Sounds like it could be brake related, or a rear wheel bearing.
The XT is famous for problems with both. In my experience with wheel bearings, the noise will get louder when you turn one way or the other (depending on which side is bad). Hopefully it is something simple causing the grinding like ice build-up etc. The wheel bearings are roughly $120 at the dealer, and about a couple hours labour to install. Keep us posted.


----------



## MARKTHEEVILDUDE (Nov 23, 2006)

I had a similar problem a couple of years back, turned out it was the brake caliper seizing, went to take it to a brake specialist, they were to busy to look, during the half a mile from there to the stealers i seemed to lose nearly all braking. You should be able to tell with the heat coming of the disc's , warmed ur hand if u put it near it. Not a massive problem, but not so nice. I dunno if there is anywhere near u that does free brake checks like we have here, might be worth a look.


----------



## lindsay_4 (Dec 28, 2008)

I got the x-trail into our dealership this morning (turns out they're holiday hours sign was wrong!) and they said it was the brakes..it needed rear brake pads, re-machining the rear rotors and maintenance on the front brakes...a very expensive visit ($500). Thanks for the replies, much appreciated!


----------



## MARKTHEEVILDUDE (Nov 23, 2006)

ouch, thats an expensive visit! after the stealers charged me parts cost for 4new pads when the changed my caliper i decided to not bother using them for brakes, exhaust and such. They said i needed new pads seeing as they had to change the one, fair enough, but as far as i was concerned i was told the pads were fine a little while before, and as it was an insured part that caused the work needing to be done, i didn't think i should have to pay. Unfortunatly i was in bed after an op when it needed to be picked up and despite me telling her not to pay anything, they conned my mum out of £40+

anyways, glad you got it sorted and ur safely driving again, i have heard the pads make a noise when they need replacing, perhaps this was the noise?


----------



## Xtrailguy (Mar 9, 2006)

lindsay_4 said:


> I got the x-trail into our dealership this morning (turns out they're holiday hours sign was wrong!) and they said it was the brakes..it needed rear brake pads, re-machining the rear rotors and maintenance on the front brakes...a very expensive visit ($500). Thanks for the replies, much appreciated!

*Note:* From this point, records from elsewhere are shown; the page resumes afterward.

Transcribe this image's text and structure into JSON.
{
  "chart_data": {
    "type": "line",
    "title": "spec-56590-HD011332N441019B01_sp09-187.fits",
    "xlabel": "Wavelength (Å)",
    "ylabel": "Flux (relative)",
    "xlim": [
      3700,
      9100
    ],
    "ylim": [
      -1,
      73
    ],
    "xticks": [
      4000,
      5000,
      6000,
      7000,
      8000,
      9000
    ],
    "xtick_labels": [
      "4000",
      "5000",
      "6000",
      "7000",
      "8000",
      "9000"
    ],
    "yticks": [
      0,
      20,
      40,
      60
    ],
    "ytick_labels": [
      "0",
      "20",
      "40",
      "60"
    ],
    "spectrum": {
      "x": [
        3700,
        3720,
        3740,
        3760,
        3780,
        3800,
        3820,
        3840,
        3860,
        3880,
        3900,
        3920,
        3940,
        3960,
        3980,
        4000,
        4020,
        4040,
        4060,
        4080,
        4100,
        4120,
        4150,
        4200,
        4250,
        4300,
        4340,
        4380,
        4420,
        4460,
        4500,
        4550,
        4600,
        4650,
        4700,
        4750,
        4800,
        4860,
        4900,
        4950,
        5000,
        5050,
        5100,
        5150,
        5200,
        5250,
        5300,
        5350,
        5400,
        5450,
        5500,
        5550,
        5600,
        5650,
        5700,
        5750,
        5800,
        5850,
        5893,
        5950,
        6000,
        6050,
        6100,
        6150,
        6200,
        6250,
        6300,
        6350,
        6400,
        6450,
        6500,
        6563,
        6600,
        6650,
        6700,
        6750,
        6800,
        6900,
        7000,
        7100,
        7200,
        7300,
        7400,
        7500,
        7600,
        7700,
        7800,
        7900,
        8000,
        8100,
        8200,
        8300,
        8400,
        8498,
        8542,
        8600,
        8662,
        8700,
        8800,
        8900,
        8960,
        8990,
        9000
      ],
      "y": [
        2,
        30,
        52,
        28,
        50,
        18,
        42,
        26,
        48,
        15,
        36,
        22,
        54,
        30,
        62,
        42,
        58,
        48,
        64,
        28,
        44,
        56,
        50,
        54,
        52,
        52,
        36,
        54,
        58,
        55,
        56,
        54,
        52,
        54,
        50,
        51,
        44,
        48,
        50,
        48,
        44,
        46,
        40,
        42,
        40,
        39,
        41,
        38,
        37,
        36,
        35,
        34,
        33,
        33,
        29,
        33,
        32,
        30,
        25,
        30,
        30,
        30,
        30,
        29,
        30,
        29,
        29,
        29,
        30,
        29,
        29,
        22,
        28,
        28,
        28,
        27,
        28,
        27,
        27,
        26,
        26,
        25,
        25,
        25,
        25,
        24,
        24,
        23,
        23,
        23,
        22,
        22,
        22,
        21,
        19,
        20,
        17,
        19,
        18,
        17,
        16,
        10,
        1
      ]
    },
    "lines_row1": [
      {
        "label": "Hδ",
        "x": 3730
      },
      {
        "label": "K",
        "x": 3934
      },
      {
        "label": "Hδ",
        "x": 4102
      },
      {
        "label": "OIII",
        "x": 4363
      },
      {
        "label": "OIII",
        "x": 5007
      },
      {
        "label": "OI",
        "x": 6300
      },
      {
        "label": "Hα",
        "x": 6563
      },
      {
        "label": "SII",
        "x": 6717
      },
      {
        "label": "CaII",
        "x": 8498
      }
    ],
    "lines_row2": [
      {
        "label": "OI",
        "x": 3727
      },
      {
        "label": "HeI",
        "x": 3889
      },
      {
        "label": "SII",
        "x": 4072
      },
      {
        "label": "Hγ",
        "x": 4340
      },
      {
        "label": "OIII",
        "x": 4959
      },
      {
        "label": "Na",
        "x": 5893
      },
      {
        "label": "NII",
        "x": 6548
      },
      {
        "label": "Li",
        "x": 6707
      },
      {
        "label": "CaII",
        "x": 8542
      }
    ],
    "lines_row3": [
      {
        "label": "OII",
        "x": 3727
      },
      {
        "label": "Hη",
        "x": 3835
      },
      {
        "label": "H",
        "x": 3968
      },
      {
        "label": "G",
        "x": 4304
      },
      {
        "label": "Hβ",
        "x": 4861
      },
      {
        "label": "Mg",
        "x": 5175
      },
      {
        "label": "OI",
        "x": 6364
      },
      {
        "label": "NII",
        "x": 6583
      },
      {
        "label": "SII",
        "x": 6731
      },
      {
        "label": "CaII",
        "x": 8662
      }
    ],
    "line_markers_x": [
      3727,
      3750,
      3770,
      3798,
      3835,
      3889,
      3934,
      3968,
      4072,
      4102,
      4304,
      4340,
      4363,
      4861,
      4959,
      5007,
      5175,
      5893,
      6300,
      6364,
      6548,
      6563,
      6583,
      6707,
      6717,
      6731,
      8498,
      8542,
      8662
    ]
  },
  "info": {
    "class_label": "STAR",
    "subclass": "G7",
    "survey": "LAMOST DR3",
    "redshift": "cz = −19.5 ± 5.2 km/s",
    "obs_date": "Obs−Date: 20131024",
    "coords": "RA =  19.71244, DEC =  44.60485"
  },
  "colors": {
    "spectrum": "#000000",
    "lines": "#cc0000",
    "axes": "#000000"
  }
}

Glad you found the problem. How many km were on your XT? Is it the first time you had them replaced? I think regular preventive maintenance is the key with the XT rear brake system, especially if you are living in Canada with all the winter road grime.


----------



## tbk (Dec 29, 2008)

Xtrailguy said:


> Glad you found the problem. How many km were on your XT? Is it the first time you had them replaced? I think regular preventive maintenance is the key with the XT rear brake system, especially if you are living in Canada with all the winter road grime.



FYI, I use a local auto part place in Hamilton called A&A auto. They charge $30 a piece for aftermarket rotors, and $28 for a pair of rear pads. ($50 a piece for fronts and 28 for a set of front pads). I haven't used these parts for the x-trail, but I did use them on my protege and they were pretty decent quality. Machining rotors are a waste of time these days.

(I also pulled the trigger on a 2006 LE tonight, so I will probably be trying out the brake parts eventually)


----------



## lindsay_4 (Dec 28, 2008)

only at 51000k and during the last service they told us the brakes were fine...


----------